If you do a press conference at a time of crisis in your leadership like this, you stay and answer all the questions. Even Boris Johnson knew that. There was no opportunity to ask her what she meant about controlling the size of the state and does this mean that there will be a return to spending cuts despite her assurance to the Commons on Wednesday that there would be none. In her brief time in office she has already made a number of major U-turns and no one could have any confidence that her promise not to cut public spending should be any different.

Kwarteng has been replaced by Jeremy Hunt, the fourth Chancellor in as many months, a decision that Hunt will certainly come to regret. Chancellor Monthly, it’s the Tory party’s new magazine. Kwarteng is the second shortest serving Chancellor on record with just eight days longer in office, other than Conservative MP Iain Macleod who served only 30 days as Chancellor in 1970 before dying of a heart attack. I'm so old I can remember that.

It’s not just Truss and Kwarteng who have ruined what little was left of their political credibility. Scores of their supporters have been tainted as well, including our own MP, Scott Mann.

If Truss thought that blaming Kwarteng for a disaster she shares responsibility for, was going to restore confidence in her leadership, she is going to be sadly disappointed. Truss needed to deliver a reassuring performance at that press conference, but she did worse than anyone expected, even given the low expectations we have come to have of her. Truss has no political authority left. She has no support amongst her own MPs, who are now happily leaking the private conversations in Conservative MP WhatsApp groups in which they plot the quickest way to get rid of her.
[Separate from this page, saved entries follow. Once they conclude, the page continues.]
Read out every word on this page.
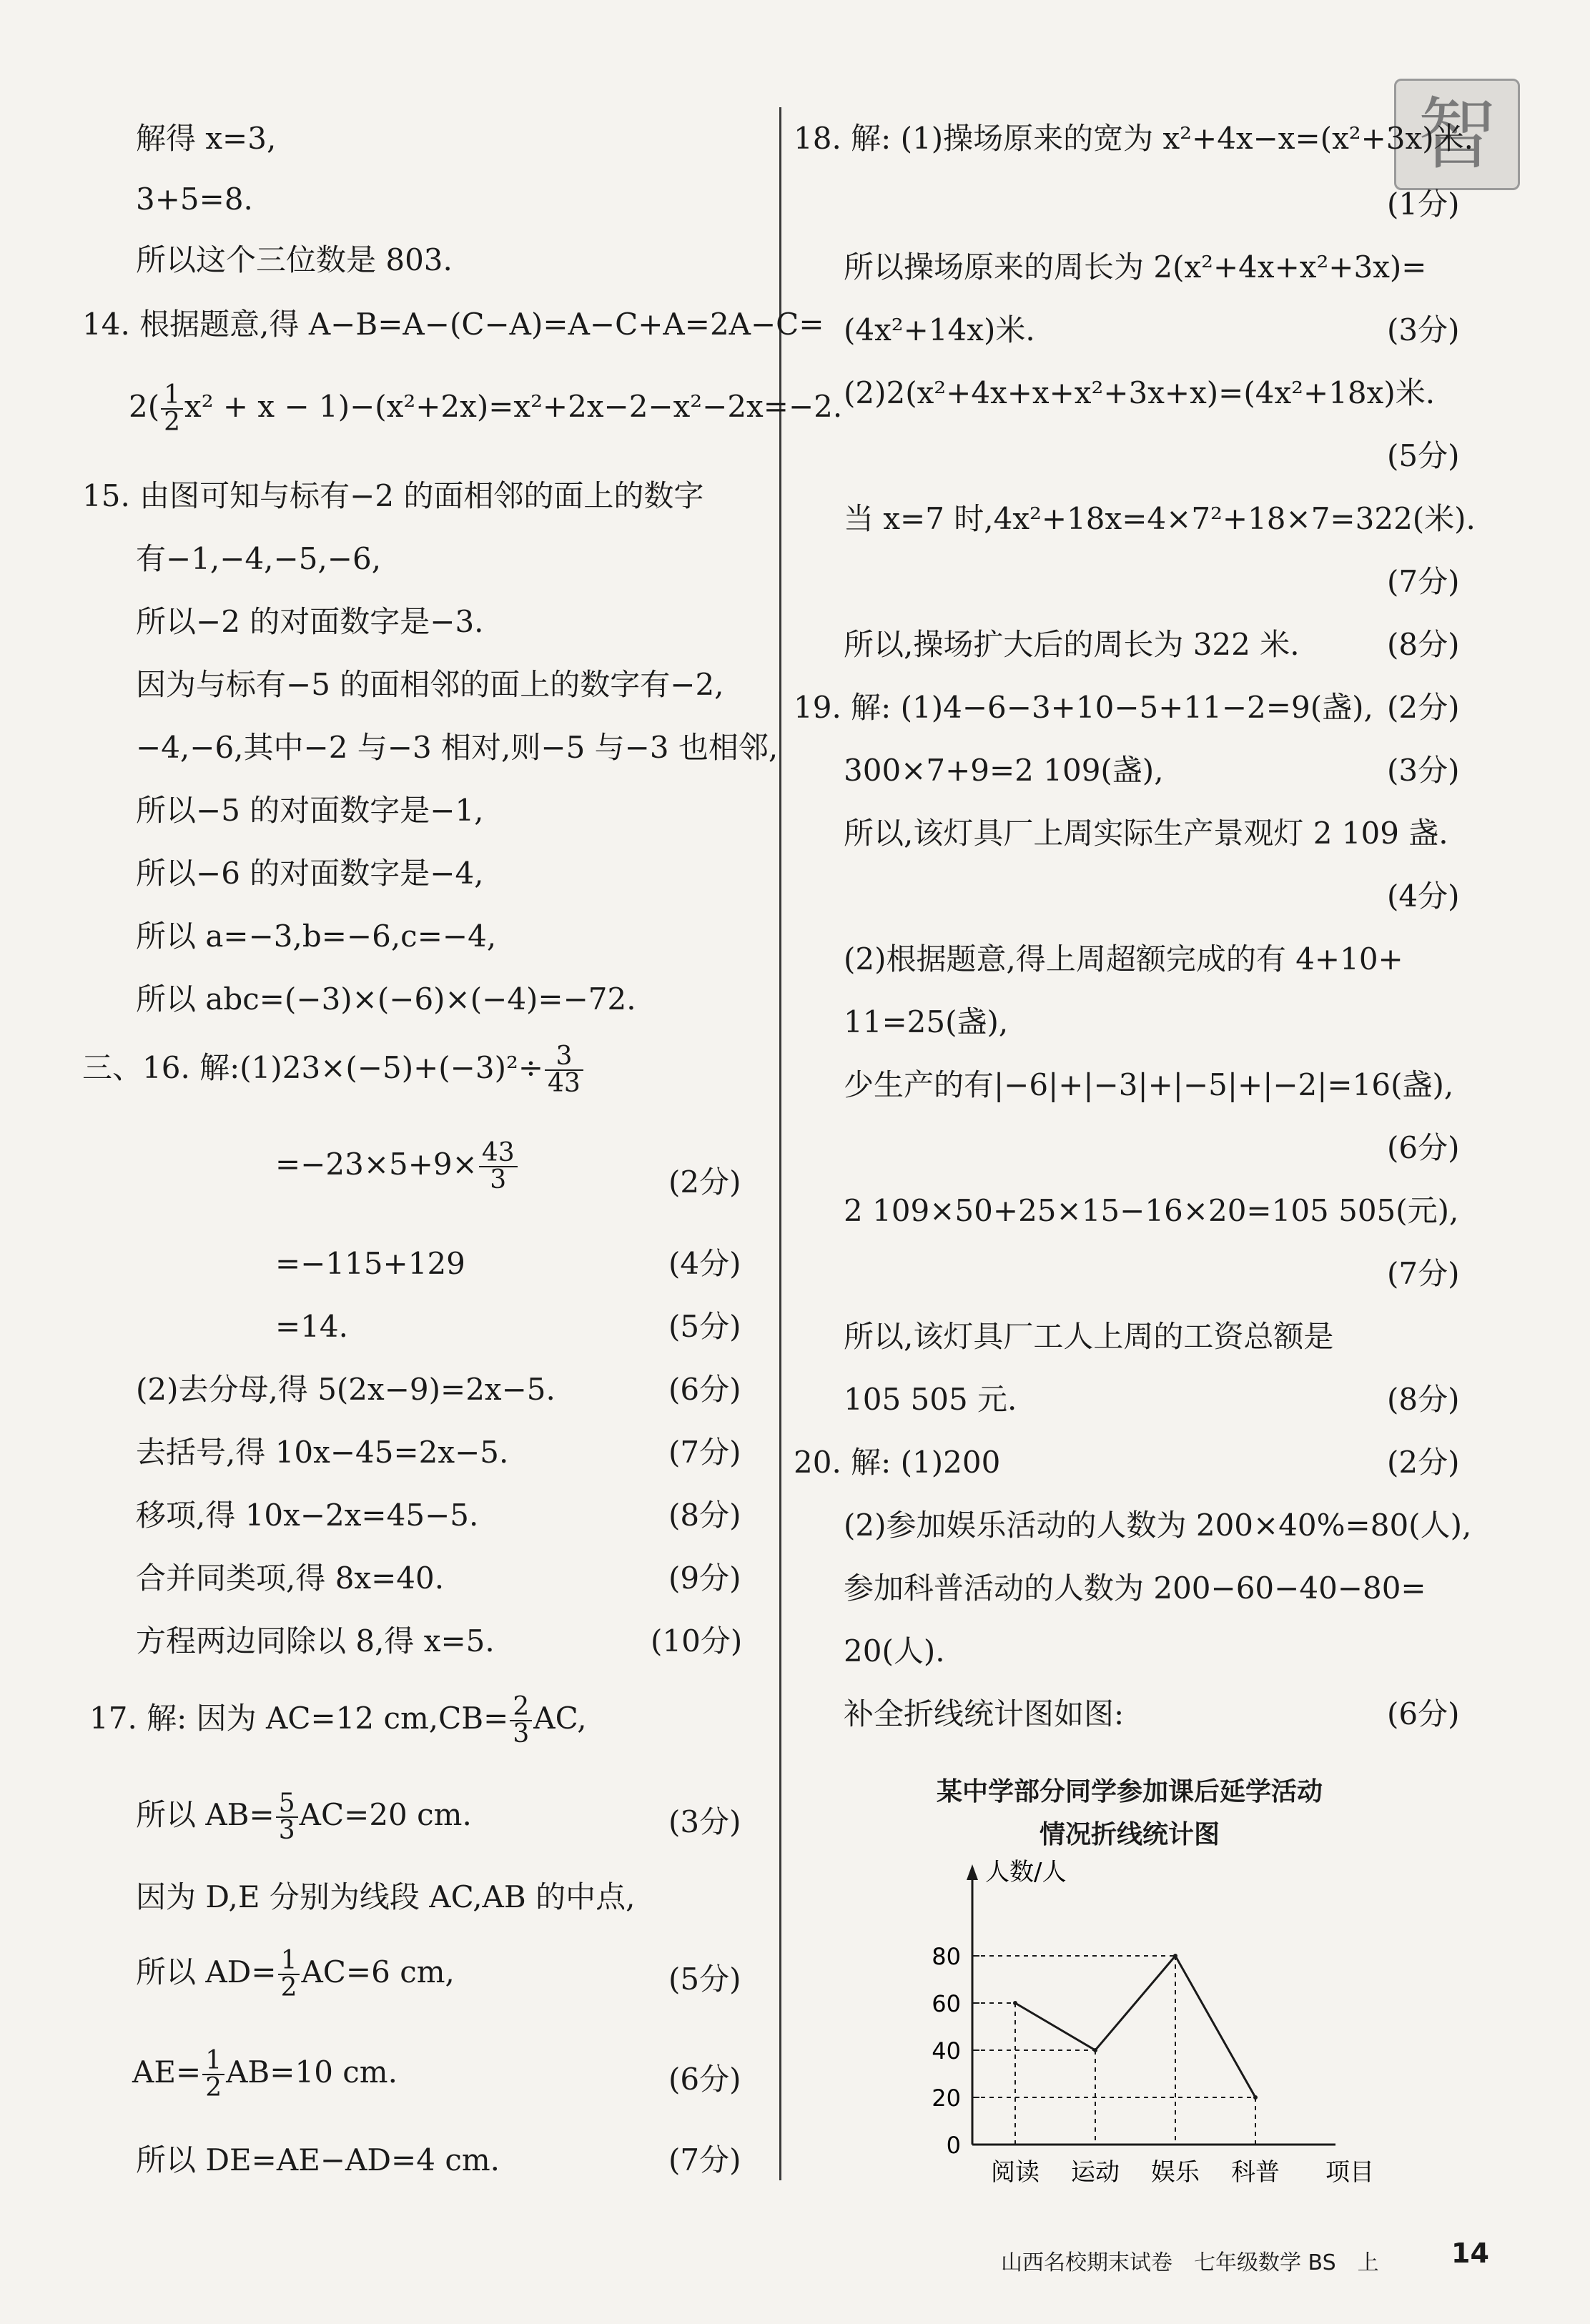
智
解得 x=3,
3+5=8.
所以这个三位数是 803.
14. 根据题意,得 A−B=A−(C−A)=A−C+A=2A−C=
$2( \frac{1}{2} x^2 + x - 1)-(x^2+2x)=x^2+2x-2-x^2-2x=-2$.
15. 由图可知与标有−2 的面相邻的面上的数字
有−1,−4,−5,−6,
所以−2 的对面数字是−3.
因为与标有−5 的面相邻的面上的数字有−2,
−4,−6,其中−2 与−3 相对,则−5 与−3 也相邻,
所以−5 的对面数字是−1,
所以−6 的对面数字是−4,
所以 a=−3,b=−6,c=−4,
所以 abc=(−3)×(−6)×(−4)=−72.
三、16. 解:(1)23×(−5)+(−3)²÷ $\frac{3}{43}$
$=-23\times 5+9\times \frac{43}{3}$	(2分)
=−115+129	(4分)
=14.	(5分)
(2)去分母,得 5(2x−9)=2x−5.	(6分)
去括号,得 10x−45=2x−5.	(7分)
移项,得 10x−2x=45−5.	(8分)
合并同类项,得 8x=40.	(9分)
方程两边同除以 8,得 x=5.	(10分)
17. 解: 因为 AC=12 $cm,CB= \frac{2}{3}$ AC,
所以 $AB= \frac{5}{3} AC=20$ cm.	(3分)
因为 D,E 分别为线段 AC,AB 的中点,
所以 $AD= \frac{1}{2} AC=6$ cm,	(5分)
$AE= \frac{1}{2} AB=10$ cm.	(6分)
所以 DE=AE−AD=4 cm.	(7分)
18. 解: (1)操场原来的宽为 x²+4x−x=(x²+3x)米.
(1分)
所以操场原来的周长为 2(x²+4x+x²+3x)=
(4x²+14x)米.	(3分)
(2)2(x²+4x+x+x²+3x+x)=(4x²+18x)米.
(5分)
当 x=7 时,4x²+18x=4×7²+18×7=322(米).
(7分)
所以,操场扩大后的周长为 322 米.	(8分)
19. 解: (1)4−6−3+10−5+11−2=9(盏), (2分)
300×7+9=2 109(盏),	(3分)
所以,该灯具厂上周实际生产景观灯 2 109 盏.
(4分)
(2)根据题意,得上周超额完成的有 4+10+
11=25(盏),
少生产的有|−6|+|−3|+|−5|+|−2|=16(盏),
(6分)
2 109×50+25×15−16×20=105 505(元),
(7分)
所以,该灯具厂工人上周的工资总额是
105 505 元.	(8分)
20. 解: (1)200	(2分)
(2)参加娱乐活动的人数为 200×40%=80(人),
参加科普活动的人数为 200−60−40−80=
20(人).
补全折线统计图如图:	(6分)
某中学部分同学参加课后延学活动
情况折线统计图
人数/人
0
20
40
60
80
阅读 运动 娱乐 科普 项目
山西名校期末试卷　七年级数学 BS　上	14
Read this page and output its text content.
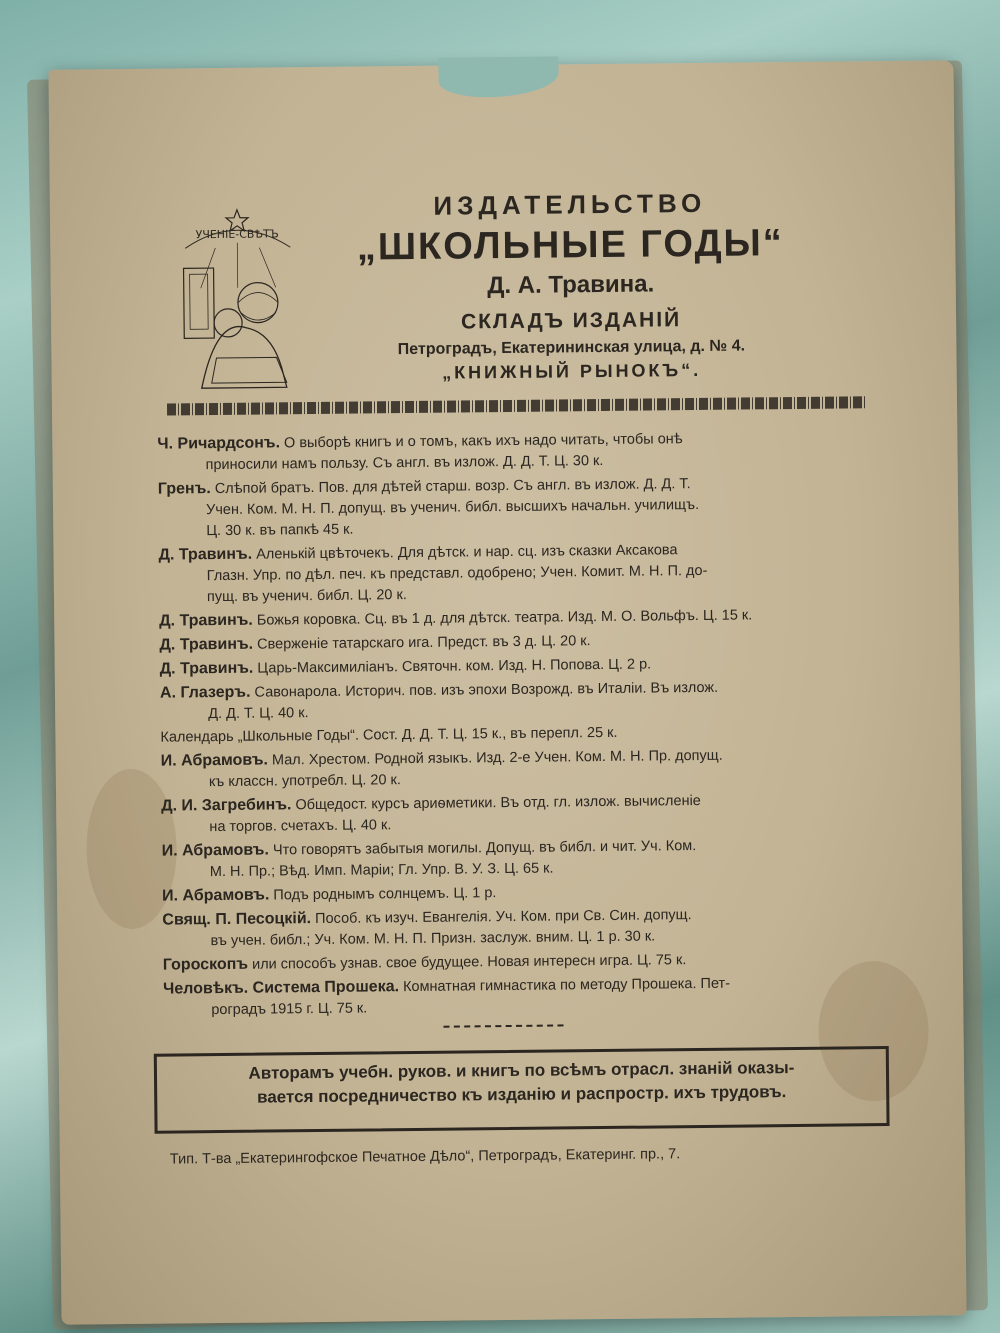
УЧЕНIЕ-СВѢТЪ

ИЗДАТЕЛЬСТВО

„ШКОЛЬНЫЕ ГОДЫ“

Д. А. Травина.

СКЛАДЪ ИЗДАНІЙ

Петроградъ, Екатерининская улица, д. № 4.

„КНИЖНЫЙ РЫНОКЪ“.

Ч. Ричардсонъ. О выборѣ книгъ и о томъ, какъ ихъ надо читать, чтобы онѣ
приносили намъ пользу. Съ англ. въ излож. Д. Д. Т. Ц. 30 к.
Гренъ. Слѣпой братъ. Пов. для дѣтей старш. возр. Съ англ. въ излож. Д. Д. Т.
Учен. Ком. М. Н. П. допущ. въ ученич. библ. высшихъ начальн. училищъ.
Ц. 30 к. въ папкѣ 45 к.
Д. Травинъ. Аленькій цвѣточекъ. Для дѣтск. и нар. сц. изъ сказки Аксакова
Глазн. Упр. по дѣл. печ. къ представл. одобрено; Учен. Комит. М. Н. П. до-
пущ. въ ученич. библ. Ц. 20 к.
Д. Травинъ. Божья коровка. Сц. въ 1 д. для дѣтск. театра. Изд. М. О. Вольфъ. Ц. 15 к.
Д. Травинъ. Сверженіе татарскаго ига. Предст. въ 3 д. Ц. 20 к.
Д. Травинъ. Царь-Максимиліанъ. Святочн. ком. Изд. Н. Попова. Ц. 2 р.
А. Глазеръ. Савонарола. Историч. пов. изъ эпохи Возрожд. въ Италіи. Въ излож.
Д. Д. Т. Ц. 40 к.
Календарь „Школьные Годы“. Сост. Д. Д. Т. Ц. 15 к., въ перепл. 25 к.
И. Абрамовъ. Мал. Хрестом. Родной языкъ. Изд. 2-е Учен. Ком. М. Н. Пр. допущ.
къ классн. употребл. Ц. 20 к.
Д. И. Загребинъ. Общедост. курсъ ариѳметики. Въ отд. гл. излож. вычисленіе
на торгов. счетахъ. Ц. 40 к.
И. Абрамовъ. Что говорятъ забытыя могилы. Допущ. въ библ. и чит. Уч. Ком.
М. Н. Пр.; Вѣд. Имп. Маріи; Гл. Упр. В. У. З. Ц. 65 к.
И. Абрамовъ. Подъ роднымъ солнцемъ. Ц. 1 р.
Свящ. П. Песоцкій. Пособ. къ изуч. Евангелія. Уч. Ком. при Св. Син. допущ.
въ учен. библ.; Уч. Ком. М. Н. П. Призн. заслуж. вним. Ц. 1 р. 30 к.
Гороскопъ или способъ узнав. свое будущее. Новая интересн игра. Ц. 75 к.
Человѣкъ. Система Прошека. Комнатная гимнастика по методу Прошека. Пет-
роградъ 1915 г. Ц. 75 к.
Авторамъ учебн. руков. и книгъ по всѣмъ отрасл. знаній оказы-
вается посредничество къ изданію и распростр. ихъ трудовъ.
Тип. Т-ва „Екатерингофское Печатное Дѣло“, Петроградъ, Екатеринг. пр., 7.
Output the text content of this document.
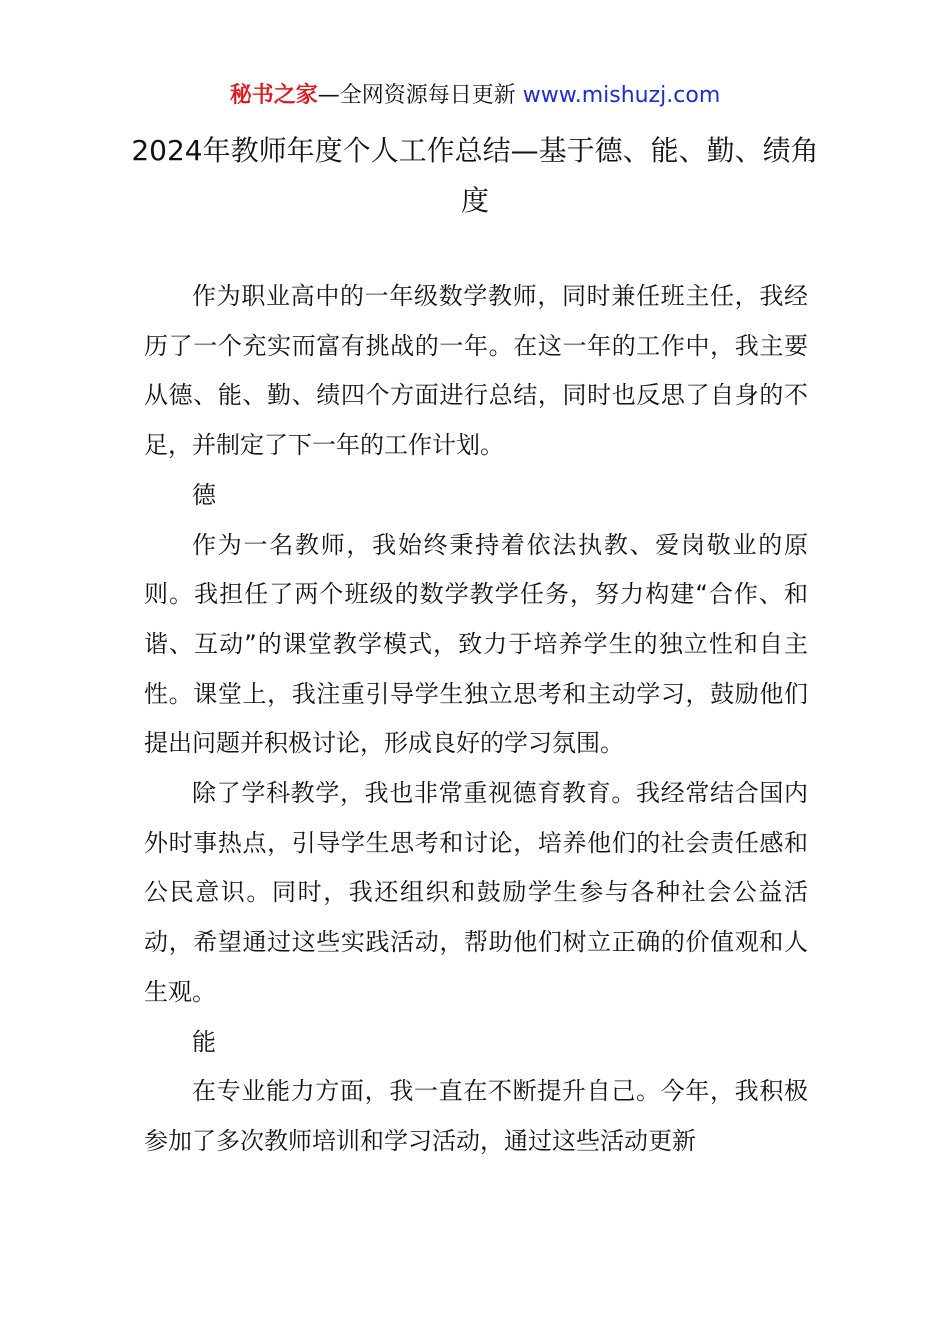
秘书之家—全网资源每日更新 www.mishuzj.com
2024年教师年度个人工作总结—基于德、能、勤、绩角度

作为职业高中的一年级数学教师，同时兼任班主任，我经历了一个充实而富有挑战的一年。在这一年的工作中，我主要从德、能、勤、绩四个方面进行总结，同时也反思了自身的不足，并制定了下一年的工作计划。

德

作为一名教师，我始终秉持着依法执教、爱岗敬业的原则。我担任了两个班级的数学教学任务，努力构建“合作、和谐、互动”的课堂教学模式，致力于培养学生的独立性和自主性。课堂上，我注重引导学生独立思考和主动学习，鼓励他们提出问题并积极讨论，形成良好的学习氛围。

除了学科教学，我也非常重视德育教育。我经常结合国内外时事热点，引导学生思考和讨论，培养他们的社会责任感和公民意识。同时，我还组织和鼓励学生参与各种社会公益活动，希望通过这些实践活动，帮助他们树立正确的价值观和人生观。

能

在专业能力方面，我一直在不断提升自己。今年，我积极参加了多次教师培训和学习活动，通过这些活动更新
Even the staunch Truss backer Christopher Chope is in dismay after Truss’s abysmal performance, telling Times Radio the Tory party is a ‘laughing stock’ and the Conservative economic agenda is ‘trashed’, adding: ‘I don’t know where to go from here frankly.’

Truss needed her press conference to reassure three constituencies, the markets, Conservative MPs and the public. She failed to reassure the markets, she failed to reassure Tory MPs, and it’s highly unlikely that she will have reassured the public. This is a Prime Minister whose remaining time in office is numbered. According to reports it is widely believed among Tory MPs that her press conference has only made things worse with one telling Beth Rigby of Sky News, the question is no longer should Truss go, but when should she go. The odds on Truss surviving the next few weeks have now shortened dramatically. Even her own supporters are in open despair with some plotting to replace her with a caretaker administration headed by Penny Mordaunt and Rishi Sunak.

We have had four chancellors in four months and five prime ministers in five years – the way things are going we might be in for a sixth prime minister very soon, but in the meantime we are certainly in for more uncertainty and instability from a Conservative government that has crashed the economy, adding to the misery of hundreds of thousands of households who are already struggling to make ends meet due to the economic mismanagement of the Conservative party. So how is that ‘strong and stable UK’ that Better Together promised us working out for everyone? And a pox on everyone who still continues to believe that the Tories are fit to govern us. What a s**tshow we are living through. We don't deserve this.